The initial dose is 0.6 mg liraglutide daily. After treatment for at least 1 week the dose should be increased to 1.2 mg. There is evidence that in some patients the effectiveness of treatment increases with the dose from 1.2 to 1.8 mg. With the aim of achieving the best glycemic control of the patient and based on clinical efficacy the dose of the drug Victoza can be increased to 1.8 mg after application at a dose of 1.2 mg for at least 1 week. The use of the drug in a daily dose higher than 1.8 mg are not recommended.

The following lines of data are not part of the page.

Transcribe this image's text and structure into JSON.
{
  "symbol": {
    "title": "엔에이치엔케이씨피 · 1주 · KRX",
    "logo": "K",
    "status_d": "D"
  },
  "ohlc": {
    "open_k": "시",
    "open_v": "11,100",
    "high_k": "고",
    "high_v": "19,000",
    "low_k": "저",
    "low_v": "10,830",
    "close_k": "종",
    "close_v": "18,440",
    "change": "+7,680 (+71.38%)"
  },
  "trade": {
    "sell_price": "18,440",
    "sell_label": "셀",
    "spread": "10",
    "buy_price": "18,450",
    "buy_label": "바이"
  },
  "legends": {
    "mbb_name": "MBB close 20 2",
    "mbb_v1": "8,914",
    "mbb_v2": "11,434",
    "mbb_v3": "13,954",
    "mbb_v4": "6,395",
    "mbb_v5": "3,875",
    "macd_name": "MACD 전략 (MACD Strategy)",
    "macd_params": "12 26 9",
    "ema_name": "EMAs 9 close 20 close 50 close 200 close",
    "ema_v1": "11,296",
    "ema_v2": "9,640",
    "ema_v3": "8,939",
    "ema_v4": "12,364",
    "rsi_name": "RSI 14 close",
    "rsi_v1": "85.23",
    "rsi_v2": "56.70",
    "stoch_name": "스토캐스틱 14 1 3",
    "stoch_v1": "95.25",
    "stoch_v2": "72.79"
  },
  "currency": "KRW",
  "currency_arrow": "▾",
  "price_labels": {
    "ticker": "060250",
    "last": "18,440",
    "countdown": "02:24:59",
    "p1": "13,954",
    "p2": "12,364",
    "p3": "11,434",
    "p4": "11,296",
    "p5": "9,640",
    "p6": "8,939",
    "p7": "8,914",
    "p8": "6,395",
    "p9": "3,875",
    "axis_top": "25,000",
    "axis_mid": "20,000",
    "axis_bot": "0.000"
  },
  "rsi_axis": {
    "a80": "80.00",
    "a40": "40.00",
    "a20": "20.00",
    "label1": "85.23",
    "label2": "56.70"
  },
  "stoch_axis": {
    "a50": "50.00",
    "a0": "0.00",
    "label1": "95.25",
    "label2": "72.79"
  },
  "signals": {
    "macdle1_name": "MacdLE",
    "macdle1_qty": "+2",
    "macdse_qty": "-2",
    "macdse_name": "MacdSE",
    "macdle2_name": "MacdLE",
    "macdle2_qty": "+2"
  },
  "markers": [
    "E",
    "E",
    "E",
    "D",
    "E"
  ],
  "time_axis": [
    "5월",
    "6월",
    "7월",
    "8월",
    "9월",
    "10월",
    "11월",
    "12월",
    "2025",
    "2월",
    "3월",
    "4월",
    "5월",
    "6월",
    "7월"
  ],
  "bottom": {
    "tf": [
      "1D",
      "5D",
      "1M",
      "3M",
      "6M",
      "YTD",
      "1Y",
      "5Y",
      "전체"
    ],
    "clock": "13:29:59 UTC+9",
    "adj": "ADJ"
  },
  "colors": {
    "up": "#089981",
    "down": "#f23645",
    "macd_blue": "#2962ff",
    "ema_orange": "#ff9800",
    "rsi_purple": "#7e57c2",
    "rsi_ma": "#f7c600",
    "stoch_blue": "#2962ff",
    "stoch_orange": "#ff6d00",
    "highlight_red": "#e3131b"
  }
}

Drug Victoza it is recommended to apply additionally to an existing therapy with Metformin or combination therapy with Metformin with thiazolidinediones. Therapy with Metformin and thiazolidindiones you can continue in the same doses.

Drug Victoza it is recommended to add to therapy sulfonylureas or combination therapy of Metformin with sulfonylureas. When you add a drug Victoza to therapy of sulfonylureas should be considered dose reduction of sulfonylureas with the aim of minimizing the risk of undesirable hypoglycemia (see "Special instructions").

For dose adjustment of the drug Victoza does not require self-monitoring of blood glucose. However, at the beginning of drug therapy, Victoza in combination with sulfonylureas, such self-monitoring of blood glucose may be required for dose adjustments of sulfonylureas.

Special groups of patients

Older age (>65 years): no dose adjustment is required depending on age. There is limited experience with the drug in patients aged 75 years and older (see "Pharmacokinetics").

Patients with renal insufficiency: no dose adjustment is required for patients suffering from renal failure easy form. There is limited experience with the drug in patients with moderate renal insufficiency. At present, the use of the drug Victoza in patients with severe renal impairment including patients with end-stage renal disease is contraindicated (see "Pharmacokinetics").